In a stunning reversal of opinion on the issue of FDA’s failure to award new chemical entity (NCE) exclusivity to the drug Prepopik, the world of NCE awards and ANDA acceptance for receipt for fixed dose combination (FDC) products that contain a first-time approved active ingredient may be turned on its head. This was discussed in Kurt Karst’s excellent post on the FDA Law Blog (here) that details the legal issues of the case, and reviews the history of the court decisions and FDA’s actions. Therefore, I will refer the reader to that post as background. However, there is one issue that crops up that that deserves additional attention, in my opinion.
In his blog post, Kurt mentioned a number of FDC products that the FDA refused to retrospectively grant 5-year NCE exclusivity, even though they changed their minds, and after October 10, 2014 prospectively agreed to grant 5-year NCE protection to FDC products that contained an NCE. For those products for which FDA did not initially grant NCE exclusivity, ANDA applicants could submit applications for those products and have them received by FDA. (Remember that FDA is barred from receiving an ANDA subject to 5-year exclusivity until the period of exclusivity expires or until the passage of 4 years post-approval, if the ANDA contained a paragraph IV certification claiming the still active and listed patent is invalid, unenforceable, or would not be infringed by the ANDA product.)

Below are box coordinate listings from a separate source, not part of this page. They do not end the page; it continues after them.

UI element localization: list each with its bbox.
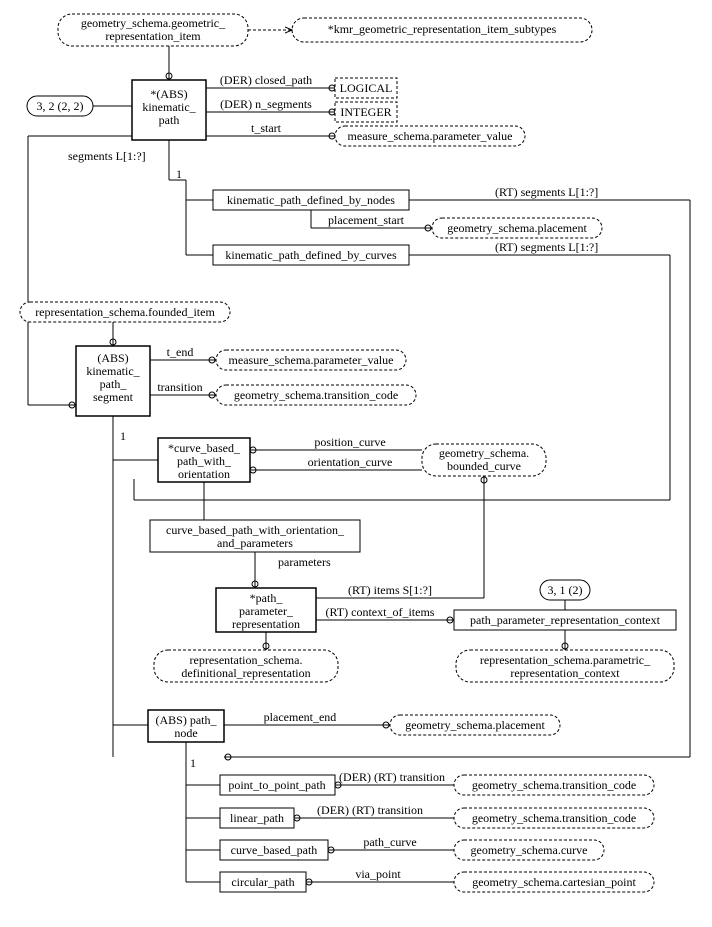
label-tend: t_end <box>167 345 194 359</box>
svg-text:via_point: via_point <box>355 867 401 881</box>
svg-text:geometry_schema.cartesian_poin: geometry_schema.cartesian_point <box>472 875 636 889</box>
svg-text:1: 1 <box>190 756 196 770</box>
label-placement-end: placement_end <box>264 710 337 724</box>
svg-text:1: 1 <box>120 429 126 443</box>
label-parameters: parameters <box>278 555 331 569</box>
svg-text:geometry_schema.transition_cod: geometry_schema.transition_code <box>472 778 636 792</box>
svg-text:point_to_point_path: point_to_point_path <box>228 778 325 792</box>
label-der-nseg: (DER) n_segments <box>220 97 312 111</box>
label-der-closed: (DER) closed_path <box>220 73 312 87</box>
svg-text:measure_schema.parameter_value: measure_schema.parameter_value <box>229 353 394 367</box>
svg-text:geometry_schema.transition_cod: geometry_schema.transition_code <box>234 388 398 402</box>
svg-text:representation_schema.definiti: representation_schema.definitional_repre… <box>181 653 310 680</box>
label-rtctx: (RT) context_of_items <box>326 605 435 619</box>
label-segments: segments L[1:?] <box>68 149 146 163</box>
svg-text:kinematic_path_defined_by_node: kinematic_path_defined_by_nodes <box>227 193 395 207</box>
label-rtseg2: (RT) segments L[1:?] <box>495 240 598 254</box>
svg-text:kinematic_path_defined_by_curv: kinematic_path_defined_by_curves <box>225 248 397 262</box>
svg-text:representation_schema.founded_: representation_schema.founded_item <box>35 305 215 319</box>
svg-text:geometry_schema.curve: geometry_schema.curve <box>471 843 588 857</box>
svg-text:curve_based_path: curve_based_path <box>231 843 318 857</box>
svg-text:geometry_schema.placement: geometry_schema.placement <box>447 221 587 235</box>
label-pos-curve: position_curve <box>314 435 385 449</box>
svg-text:geometry_schema.transition_cod: geometry_schema.transition_code <box>472 811 636 825</box>
svg-text:INTEGER: INTEGER <box>340 105 391 119</box>
svg-text:3, 2 (2, 2): 3, 2 (2, 2) <box>37 99 84 113</box>
svg-text:measure_schema.parameter_value: measure_schema.parameter_value <box>348 129 513 143</box>
svg-text:path_parameter_representation_: path_parameter_representation_context <box>470 613 661 627</box>
svg-text:geometry_schema.bounded_curve: geometry_schema.bounded_curve <box>439 446 529 473</box>
label-placement-start: placement_start <box>328 213 405 227</box>
svg-text:circular_path: circular_path <box>231 875 294 889</box>
label-tstart: t_start <box>251 121 282 135</box>
svg-text:linear_path: linear_path <box>230 811 284 825</box>
label-rtseg1: (RT) segments L[1:?] <box>495 185 598 199</box>
svg-text:(DER) (RT) transition: (DER) (RT) transition <box>317 803 423 817</box>
svg-text:(DER) (RT) transition: (DER) (RT) transition <box>339 770 445 784</box>
svg-text:LOGICAL: LOGICAL <box>340 81 393 95</box>
label-rtitems: (RT) items S[1:?] <box>348 583 432 597</box>
svg-text:*kmr_geometric_representation_: *kmr_geometric_representation_item_subty… <box>328 22 557 36</box>
svg-text:geometry_schema.placement: geometry_schema.placement <box>405 718 545 732</box>
label-or-curve: orientation_curve <box>308 455 393 469</box>
label-transition: transition <box>157 380 202 394</box>
svg-text:3, 1 (2): 3, 1 (2) <box>548 583 583 597</box>
svg-text:path_curve: path_curve <box>363 835 416 849</box>
svg-text:1: 1 <box>176 167 182 181</box>
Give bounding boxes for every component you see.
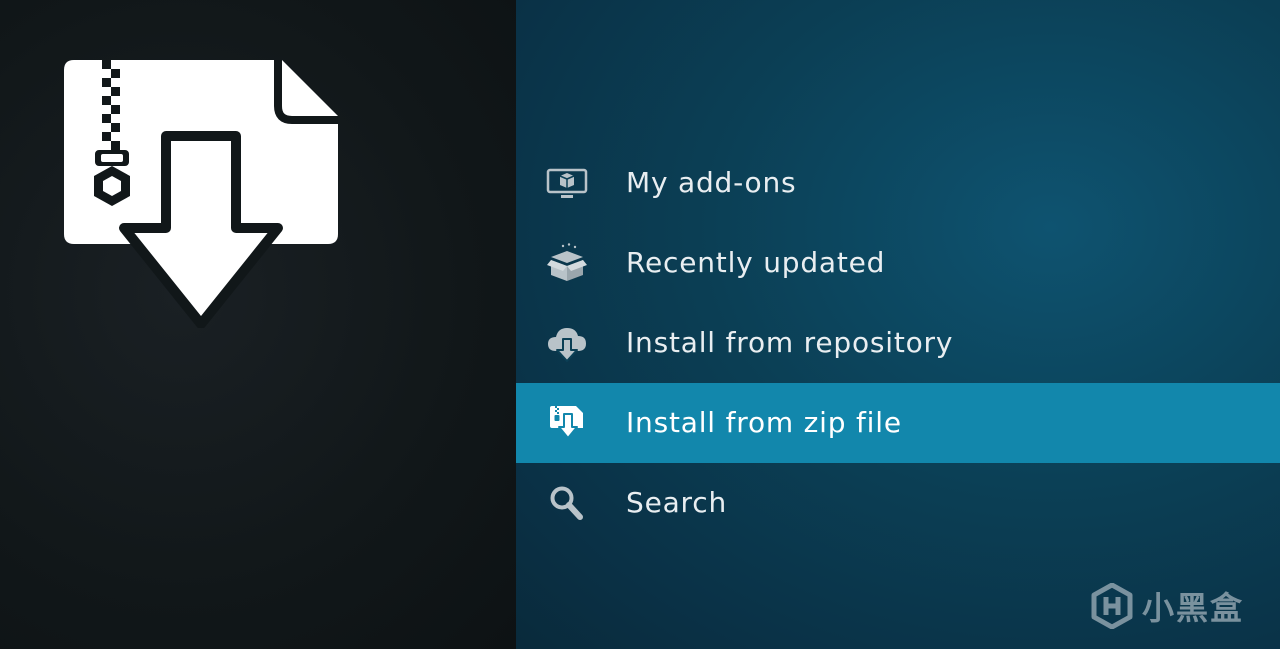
addon-browser-screen: My add-ons Recently updated Install from… bbox=[0, 0, 1280, 649]
addon-menu: My add-ons Recently updated Install from… bbox=[516, 143, 1280, 543]
menu-item-label: Search bbox=[626, 486, 727, 519]
cloud-download-icon bbox=[546, 323, 588, 363]
menu-item-install-from-repository[interactable]: Install from repository bbox=[516, 303, 1280, 383]
open-box-sparkle-icon bbox=[546, 243, 588, 283]
menu-item-install-from-zip-file[interactable]: Install from zip file bbox=[516, 383, 1280, 463]
menu-item-search[interactable]: Search bbox=[516, 463, 1280, 543]
menu-item-label: Install from repository bbox=[626, 326, 954, 359]
zip-file-download-icon bbox=[546, 403, 588, 443]
preview-panel bbox=[0, 0, 516, 649]
zip-file-download-icon bbox=[62, 58, 340, 329]
menu-item-my-addons[interactable]: My add-ons bbox=[516, 143, 1280, 223]
watermark: 小黑盒 bbox=[1090, 583, 1244, 629]
magnifier-icon bbox=[546, 483, 588, 523]
xiaoheihe-logo-icon bbox=[1091, 583, 1133, 629]
menu-item-label: Recently updated bbox=[626, 246, 886, 279]
menu-item-label: My add-ons bbox=[626, 166, 797, 199]
menu-item-label: Install from zip file bbox=[626, 406, 902, 439]
monitor-addon-icon bbox=[546, 163, 588, 203]
watermark-text: 小黑盒 bbox=[1141, 589, 1244, 627]
menu-panel: My add-ons Recently updated Install from… bbox=[516, 0, 1280, 649]
menu-item-recently-updated[interactable]: Recently updated bbox=[516, 223, 1280, 303]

However, for products without NCE exclusivity, an ANDA can be submitted and received by FDA at any time, as long as the applicant certified to the patents listed on the reference product and addressed its intention towards the marketing of the product in relation to any other period of non-NCE exclusivity associated with the reference product. In certain cases, (including Prepopik’s case) at least one ANDA (according to FDA paragraph IV database) was received by FDA on May 21, 2014. Fast forward to today and the Judge’s ruling that NCE should have been retrospectively applied, and now FDA has a big mess on its hands. What does it do with the first-to-file ANDA submitted back in May 2014? How will the Agency handle this issue? This administrative nightmare is one reason FDA decided not to make its change in policy retrospective, but now they may be faced with having to deal with the issue head-on. As Kurt noted, there may be additional appeals and or suits by the impacted parties (FDA or the first filer[s]) in this case. But how many other cases are there out there? How will the Agency sort out first-to-file issues and what will they do with the applications that may have already had their first substantive reviews completed, when now, the FDA should not have accepted the application for review in the first place? Keep your eye on this story as it unfolds. For us Hatch-Waxman geeks, this is fascinating stuff, but for the Agency, it is going to be one massive migraine.